In our 2023 end-of-year update, we warned of geopolitical risk remaining a global disruptor. As we write 2024’s update, we still see geopolitical stress as the main headwind facing global markets in 2025, including real estate.
Trump’s approach to tariffs, the Russia-Ukraine war, conflicts in the Middle East and European political volatility will continue to weigh on the mind of all investors. Deglobalisation is no longer a predicted trend but a harsh certainty, and just as globalisation proved deflationary, we expect its reversal to prove inflationary.
Government deficits and extensive national debt levels are also causing concern and could lead to unexpected shocks to markets. These factors have serious implications for monetary policy globally, as central banks weigh up the choice between fighting rising prices and supporting flagging economies.
That said, inflationary levels are much lower now than in 2022/23 and major central banks have started to cut rates. However, we should accept that inflation is likely to display volatility, with higher levels than we became accustomed to in the post-GFC era of quantitative easing. The same is therefore true with interest rates.
While this has major implications for the cost of capital, it is fair to say that certain real estate sectors should benefit by offering inflation protection and value growth. We see our preferred sectors – UK Living & Storage – as offering the best risk-adjusted opportunities.
A lack of clarity will lead many investors to sit on the sidelines, reducing competition for investment opportunities.
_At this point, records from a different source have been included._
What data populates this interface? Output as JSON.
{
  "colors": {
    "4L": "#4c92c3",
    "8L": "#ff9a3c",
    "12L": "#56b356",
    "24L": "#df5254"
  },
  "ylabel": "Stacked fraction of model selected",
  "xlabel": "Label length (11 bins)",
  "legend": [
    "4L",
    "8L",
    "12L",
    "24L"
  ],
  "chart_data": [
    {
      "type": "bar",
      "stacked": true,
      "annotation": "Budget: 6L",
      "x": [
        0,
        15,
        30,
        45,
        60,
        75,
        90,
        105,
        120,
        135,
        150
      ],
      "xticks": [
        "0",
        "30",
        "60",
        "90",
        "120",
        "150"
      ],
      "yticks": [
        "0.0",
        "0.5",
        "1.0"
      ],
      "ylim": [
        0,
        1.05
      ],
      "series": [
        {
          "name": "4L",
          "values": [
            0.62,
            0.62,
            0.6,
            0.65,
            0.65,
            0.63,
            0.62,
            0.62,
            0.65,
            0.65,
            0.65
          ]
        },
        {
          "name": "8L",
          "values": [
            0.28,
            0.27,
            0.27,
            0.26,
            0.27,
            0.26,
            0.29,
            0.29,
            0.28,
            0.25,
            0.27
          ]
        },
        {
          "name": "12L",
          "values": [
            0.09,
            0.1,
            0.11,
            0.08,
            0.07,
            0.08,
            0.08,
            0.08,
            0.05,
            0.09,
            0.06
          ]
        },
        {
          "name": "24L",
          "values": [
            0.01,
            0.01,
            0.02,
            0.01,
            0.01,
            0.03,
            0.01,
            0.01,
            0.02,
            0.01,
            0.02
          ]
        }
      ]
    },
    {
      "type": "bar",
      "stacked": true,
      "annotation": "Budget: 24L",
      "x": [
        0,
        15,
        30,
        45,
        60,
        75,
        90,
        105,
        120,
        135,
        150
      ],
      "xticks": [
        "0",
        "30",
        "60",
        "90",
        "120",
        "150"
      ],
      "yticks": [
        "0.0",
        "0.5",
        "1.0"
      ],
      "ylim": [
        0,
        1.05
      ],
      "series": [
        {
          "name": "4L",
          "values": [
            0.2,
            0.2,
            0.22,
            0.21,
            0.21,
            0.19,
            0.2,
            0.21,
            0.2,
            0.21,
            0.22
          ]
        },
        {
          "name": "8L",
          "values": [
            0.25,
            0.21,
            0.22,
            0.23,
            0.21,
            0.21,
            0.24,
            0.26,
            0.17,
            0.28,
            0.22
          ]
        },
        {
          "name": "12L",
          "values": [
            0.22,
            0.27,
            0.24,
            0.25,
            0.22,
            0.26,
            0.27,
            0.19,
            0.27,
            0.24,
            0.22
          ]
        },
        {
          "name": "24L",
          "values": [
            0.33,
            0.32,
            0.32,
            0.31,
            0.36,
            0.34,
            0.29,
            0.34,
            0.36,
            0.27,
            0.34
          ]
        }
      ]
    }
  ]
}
As such, for experienced investors with capital available to deploy, the window to invest continues.
After 29 years as a value-add private equity real estate investment manager, we have faced many economic and real estate cycles and taken advantage of disruption and emerging sectors, so the future continues to hold exciting opportunity for the Moorfield team and its partners.
No doubt 2025 will continue to deliver us all a myriad of challenges – but we are confident that Moorfield will ‘thrive in 25’… and beyond.